Publisher: Millbrook Press
ISBN: 9780876148716
Category : Juvenile Nonfiction
Languages : en
Pages : 68
Book Description
A biography of the founder of the first school for the deaf in the United States who, among other accomplishments, evolved a new sign language and wrote children's books.
Sounds Like Home
Author: Mary Herring Wright
Publisher: Gallaudet University Press
ISBN: 9781563680809
Category : Biography & Autobiography
Languages : en
Pages : 296
Book Description
New edition available: Sounds Like Home: Growing Up Black and Deaf in the South, 20th Anniversary Edition, ISBN 978-1-944838-58-4 Features a new introduction by scholars Joseph Hill and Carolyn McCaskill Mary Herring Wright's memoir adds an important dimension to the current literature in that it is a story by and about an African American deaf child. The author recounts her experiences growing up as a deaf person in Iron Mine, North Carolina, from the 1920s through the 1940s. Her story is unique and historically significant because it provides valuable descriptive information about the faculty and staff of the North Carolina school for Black deaf and blind students from the perspective of a student as well as a student teacher. In addition, this engrossing narrative contains details about the curriculum, which included a week-long Black History celebration where students learned about important Blacks such as Madame Walker, Paul Laurence Dunbar, and George Washington Carver. It also describes the physical facilities as well as the changes in those facilities over the years. In addition, Sounds Like Home occurs over a period of time that covers two major events in American history, the Depression and World War II. Wright's account is one of enduring faith, perseverance, and optimism. Her keen observations will serve as a source of inspiration for others who are challenged in their own ways by life's obstacles.

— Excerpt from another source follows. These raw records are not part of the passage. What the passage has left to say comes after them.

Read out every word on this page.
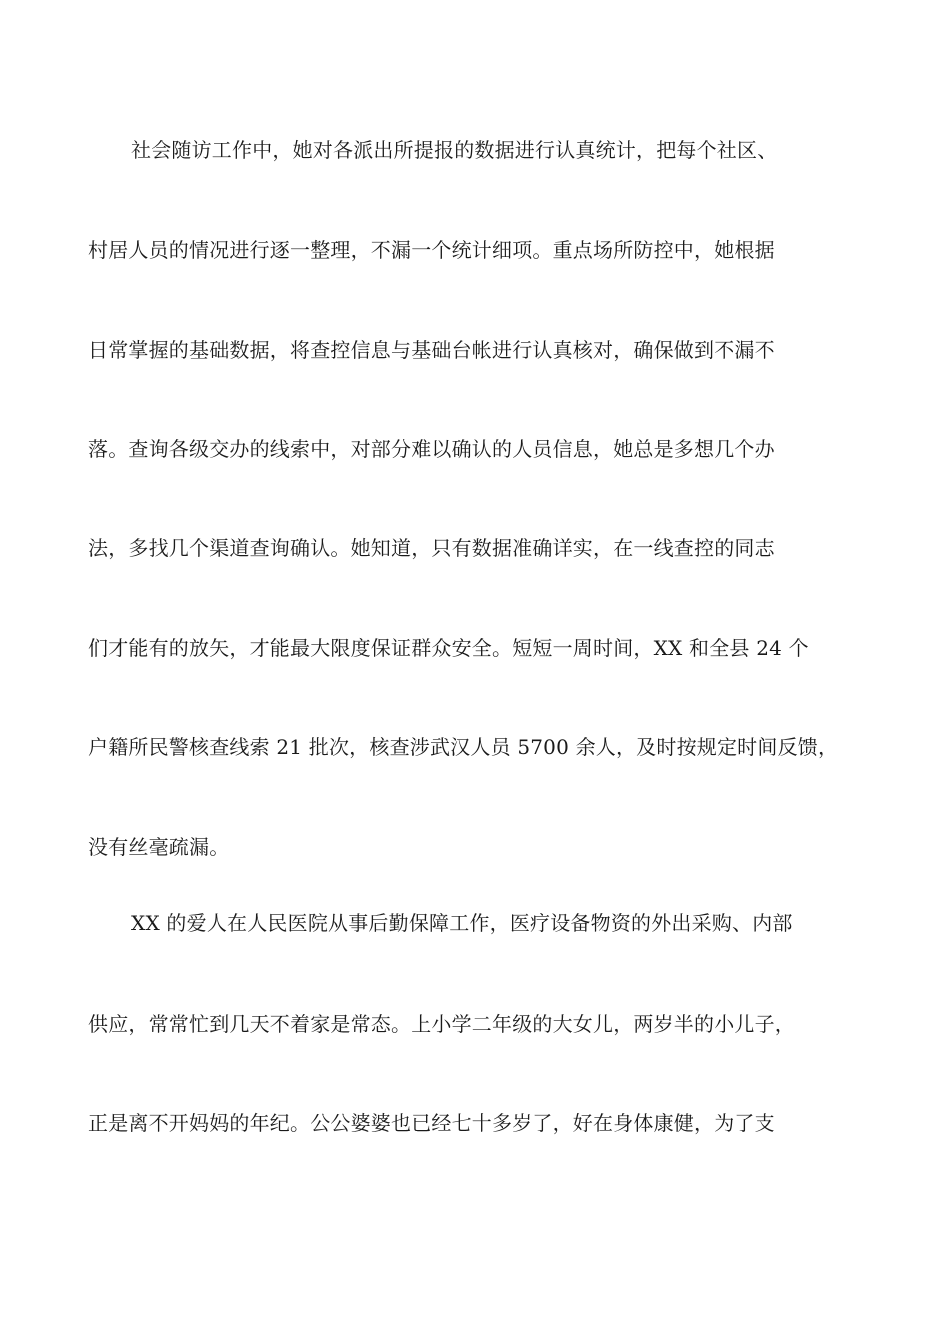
社会随访工作中，她对各派出所提报的数据进行认真统计，把每个社区、

村居人员的情况进行逐一整理，不漏一个统计细项。重点场所防控中，她根据

日常掌握的基础数据，将查控信息与基础台帐进行认真核对，确保做到不漏不

落。查询各级交办的线索中，对部分难以确认的人员信息，她总是多想几个办

法，多找几个渠道查询确认。她知道，只有数据准确详实，在一线查控的同志

们才能有的放矢，才能最大限度保证群众安全。短短一周时间，XX 和全县 24 个

户籍所民警核查线索 21 批次，核查涉武汉人员 5700 余人，及时按规定时间反馈，

没有丝毫疏漏。

XX 的爱人在人民医院从事后勤保障工作，医疗设备物资的外出采购、内部

供应，常常忙到几天不着家是常态。上小学二年级的大女儿，两岁半的小儿子，

正是离不开妈妈的年纪。公公婆婆也已经七十多岁了，好在身体康健，为了支
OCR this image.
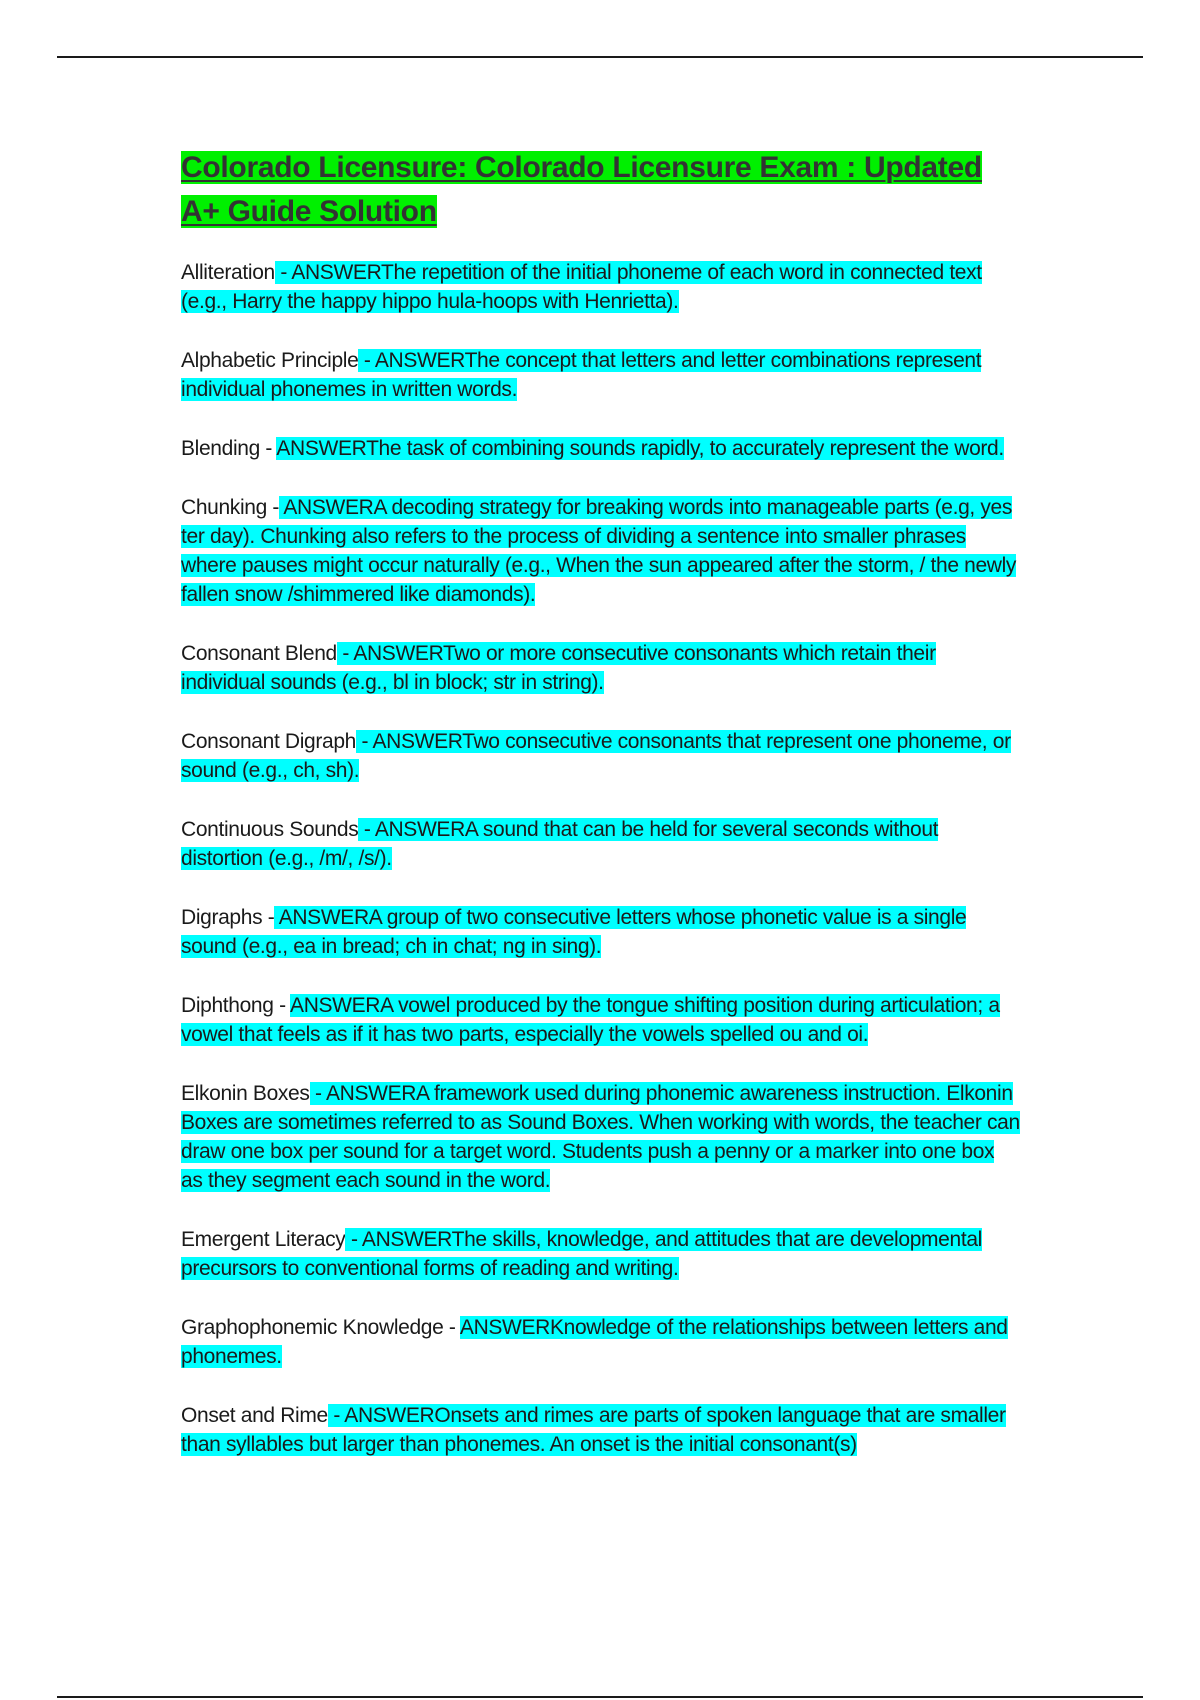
Colorado Licensure: Colorado Licensure Exam : Updated A+ Guide Solution

Alliteration - ANSWERThe repetition of the initial phoneme of each word in connected text (e.g., Harry the happy hippo hula-hoops with Henrietta).

Alphabetic Principle - ANSWERThe concept that letters and letter combinations represent individual phonemes in written words.

Blending - ANSWERThe task of combining sounds rapidly, to accurately represent the word.

Chunking - ANSWERA decoding strategy for breaking words into manageable parts (e.g, yes ter day). Chunking also refers to the process of dividing a sentence into smaller phrases where pauses might occur naturally (e.g., When the sun appeared after the storm, / the newly fallen snow /shimmered like diamonds).

Consonant Blend - ANSWERTwo or more consecutive consonants which retain their individual sounds (e.g., bl in block; str in string).

Consonant Digraph - ANSWERTwo consecutive consonants that represent one phoneme, or sound (e.g., ch, sh).

Continuous Sounds - ANSWERA sound that can be held for several seconds without distortion (e.g., /m/, /s/).

Digraphs - ANSWERA group of two consecutive letters whose phonetic value is a single sound (e.g., ea in bread; ch in chat; ng in sing).

Diphthong - ANSWERA vowel produced by the tongue shifting position during articulation; a vowel that feels as if it has two parts, especially the vowels spelled ou and oi.

Elkonin Boxes - ANSWERA framework used during phonemic awareness instruction. Elkonin Boxes are sometimes referred to as Sound Boxes. When working with words, the teacher can draw one box per sound for a target word. Students push a penny or a marker into one box as they segment each sound in the word.

Emergent Literacy - ANSWERThe skills, knowledge, and attitudes that are developmental precursors to conventional forms of reading and writing.

Graphophonemic Knowledge - ANSWERKnowledge of the relationships between letters and phonemes.

Onset and Rime - ANSWEROnsets and rimes are parts of spoken language that are smaller than syllables but larger than phonemes. An onset is the initial consonant(s)
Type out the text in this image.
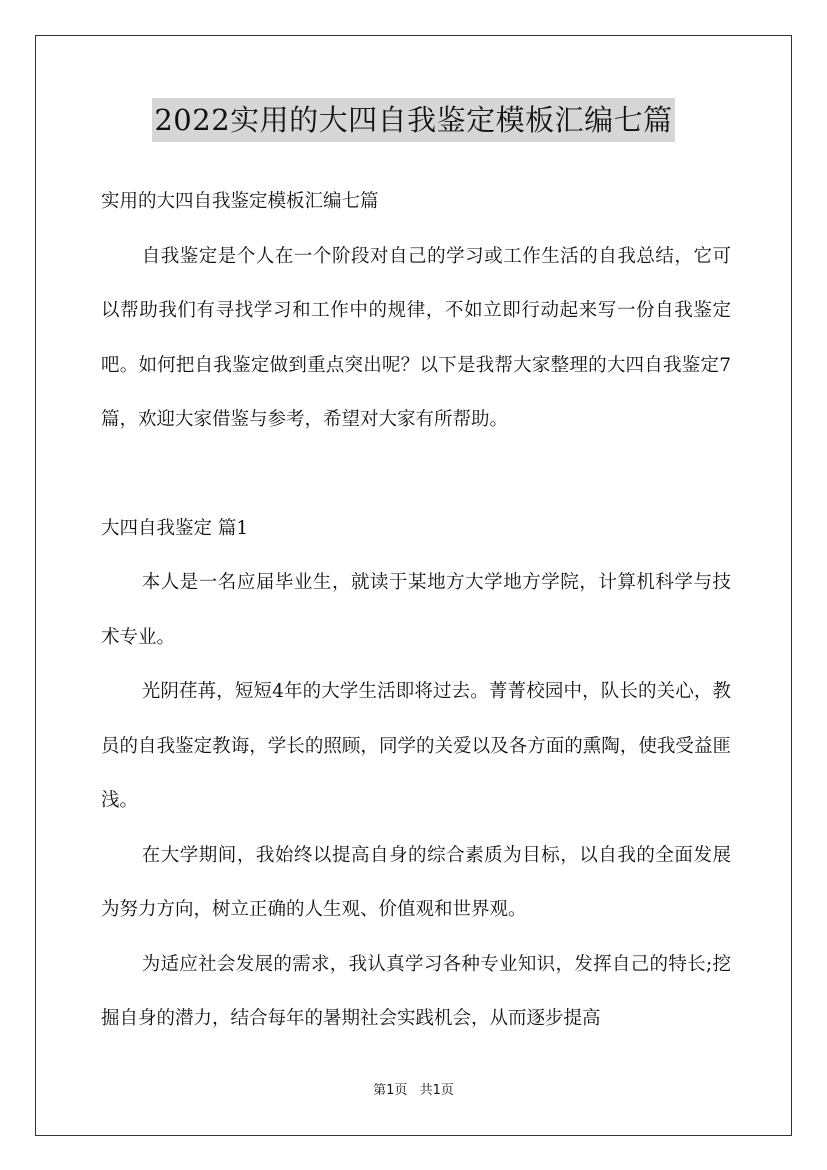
2022实用的大四自我鉴定模板汇编七篇

实用的大四自我鉴定模板汇编七篇

自我鉴定是个人在一个阶段对自己的学习或工作生活的自我总结，它可以帮助我们有寻找学习和工作中的规律，不如立即行动起来写一份自我鉴定吧。如何把自我鉴定做到重点突出呢？以下是我帮大家整理的大四自我鉴定7篇，欢迎大家借鉴与参考，希望对大家有所帮助。

大四自我鉴定 篇1

本人是一名应届毕业生，就读于某地方大学地方学院，计算机科学与技术专业。

光阴荏苒，短短4年的大学生活即将过去。菁菁校园中，队长的关心，教员的自我鉴定教诲，学长的照顾，同学的关爱以及各方面的熏陶，使我受益匪浅。

在大学期间，我始终以提高自身的综合素质为目标，以自我的全面发展为努力方向，树立正确的人生观、价值观和世界观。

为适应社会发展的需求，我认真学习各种专业知识，发挥自己的特长;挖掘自身的潜力，结合每年的暑期社会实践机会，从而逐步提高

第1页 共1页
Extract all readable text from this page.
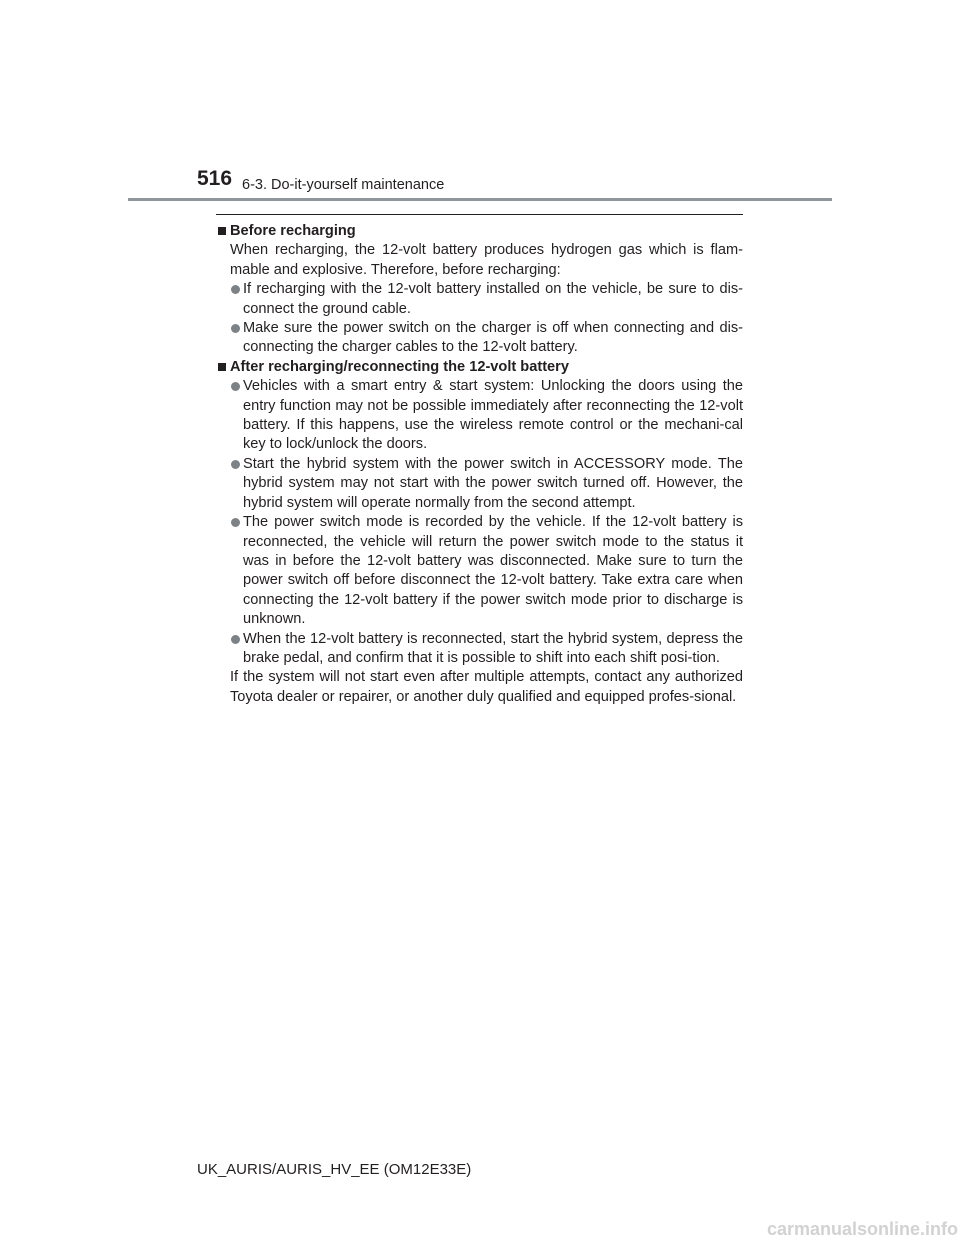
516 6-3. Do-it-yourself maintenance

Before recharging

When recharging, the 12-volt battery produces hydrogen gas which is flam-mable and explosive. Therefore, before recharging:

If recharging with the 12-volt battery installed on the vehicle, be sure to dis-connect the ground cable.

Make sure the power switch on the charger is off when connecting and dis-connecting the charger cables to the 12-volt battery.

After recharging/reconnecting the 12-volt battery

Vehicles with a smart entry & start system: Unlocking the doors using the entry function may not be possible immediately after reconnecting the 12-volt battery. If this happens, use the wireless remote control or the mechani-cal key to lock/unlock the doors.

Start the hybrid system with the power switch in ACCESSORY mode. The hybrid system may not start with the power switch turned off. However, the hybrid system will operate normally from the second attempt.

The power switch mode is recorded by the vehicle. If the 12-volt battery is reconnected, the vehicle will return the power switch mode to the status it was in before the 12-volt battery was disconnected. Make sure to turn the power switch off before disconnect the 12-volt battery. Take extra care when connecting the 12-volt battery if the power switch mode prior to discharge is unknown.

When the 12-volt battery is reconnected, start the hybrid system, depress the brake pedal, and confirm that it is possible to shift into each shift posi-tion.

If the system will not start even after multiple attempts, contact any authorized Toyota dealer or repairer, or another duly qualified and equipped profes-sional.

UK_AURIS/AURIS_HV_EE (OM12E33E)
carmanualsonline.info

Publisher: Gallaudet University Press
ISBN: 9781563680809
Category : Biography & Autobiography
Languages : en
Pages : 296
Book Description
New edition available: Sounds Like Home: Growing Up Black and Deaf in the South, 20th Anniversary Edition, ISBN 978-1-944838-58-4 Features a new introduction by scholars Joseph Hill and Carolyn McCaskill Mary Herring Wright's memoir adds an important dimension to the current literature in that it is a story by and about an African American deaf child. The author recounts her experiences growing up as a deaf person in Iron Mine, North Carolina, from the 1920s through the 1940s. Her story is unique and historically significant because it provides valuable descriptive information about the faculty and staff of the North Carolina school for Black deaf and blind students from the perspective of a student as well as a student teacher. In addition, this engrossing narrative contains details about the curriculum, which included a week-long Black History celebration where students learned about important Blacks such as Madame Walker, Paul Laurence Dunbar, and George Washington Carver. It also describes the physical facilities as well as the changes in those facilities over the years. In addition, Sounds Like Home occurs over a period of time that covers two major events in American history, the Depression and World War II. Wright's account is one of enduring faith, perseverance, and optimism. Her keen observations will serve as a source of inspiration for others who are challenged in their own ways by life's obstacles.